Ice can also be added to a bath, or cold water can be utilized for a cooling shower therapy. Submersion in an ice bath is highly effective for numbing many types of pain, although this application is not advised for neck pain sufferers, since the head may have to be partially submerged for maximum coverage. Direct cold shower pressure might be best, even if the water temperature does not qualify to be called icy.
Ice provides effective reduction of inflammation, making it perfect for immediate use after neck injury. However, ice can also inhibit the healing response, so it should be replaced by heat, or used in tandem with heat in alternating fashion, once the immediate inflammatory response has been controlled.
We typically recommend ice application for 20 minutes at a time. It is never advised to keep ice in contact with the body for too long, since it may cause tissue damage in extreme cases.
Heat for Neck Pain
Heat for neck pain is perfect for relaxing muscles and increasing the metabolic processes in the injured or painful region. Heat is a great treatment once inflammation has subsided, but may worsen swelling when utilized too soon after some forms of injury. This is why we recommend ice for the first 24 to 48 hours after a neck injury, followed by heat from then forward in the treatment process.
Heat must never be too hot as to burn the skin. Instead, it should be safely tested before application to ensure that the substance used can not injure.
Heat can be used via heating pad, a hot wet towel, a hot shower, a hot bath or exposure to sauna or steam conditions. Wet heat is especially effective for providing pain relief and minimizing tension and stiffness in the sore region.
Once again, for neck pain sufferers, a hot shower might be best, since this does not require the head to be submerged for an extended period of time.
Heat can be applied for up to an hour, but typically 30 minutes is the optimal time frame per treatment.
Professional heat therapies can also be provided to patients with severe pain, using various forms of diathermy care.
Ice or Heat for Neck Pain Summary
The neck can be difficult to treat, since it is an awkward location for many ice and heat applications. Therefore, we recommend cooling gel packs for ice use and hot, wet heat, followed by hot showers, for heat therapy. Both ice and heat might work well for various causes of pain, but definitely show the most effectiveness for treating common muscular concerns, such as neck strain and sprains. Ice and heat for neck pain are perfect for overuse pain syndromes, repetitive muscle strain conditions, tight, tense muscles and other common ailments in the neck and shoulders.
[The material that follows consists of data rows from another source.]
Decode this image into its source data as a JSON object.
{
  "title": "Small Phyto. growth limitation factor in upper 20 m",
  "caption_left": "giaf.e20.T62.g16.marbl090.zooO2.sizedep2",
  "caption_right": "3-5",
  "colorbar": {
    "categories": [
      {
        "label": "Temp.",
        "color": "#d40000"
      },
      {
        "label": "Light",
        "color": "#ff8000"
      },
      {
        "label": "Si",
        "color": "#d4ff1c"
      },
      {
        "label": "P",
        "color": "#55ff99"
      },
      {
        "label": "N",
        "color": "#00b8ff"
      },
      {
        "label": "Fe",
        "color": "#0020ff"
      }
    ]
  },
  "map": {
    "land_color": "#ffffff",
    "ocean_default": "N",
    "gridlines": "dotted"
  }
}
Ice and heat also might prove useful for dealing with some varieties of radiating neurological pain in the limbs, although this is not universally reported by affected patients.
As an alternative to actual ice or heat, many topical pain management products provide the sensations of cold or hot in order to relieve the same common symptoms of soreness, tension and stiffness. These topical medications do not involve significant risk factors and can be easily applied to the neck for self-treatment.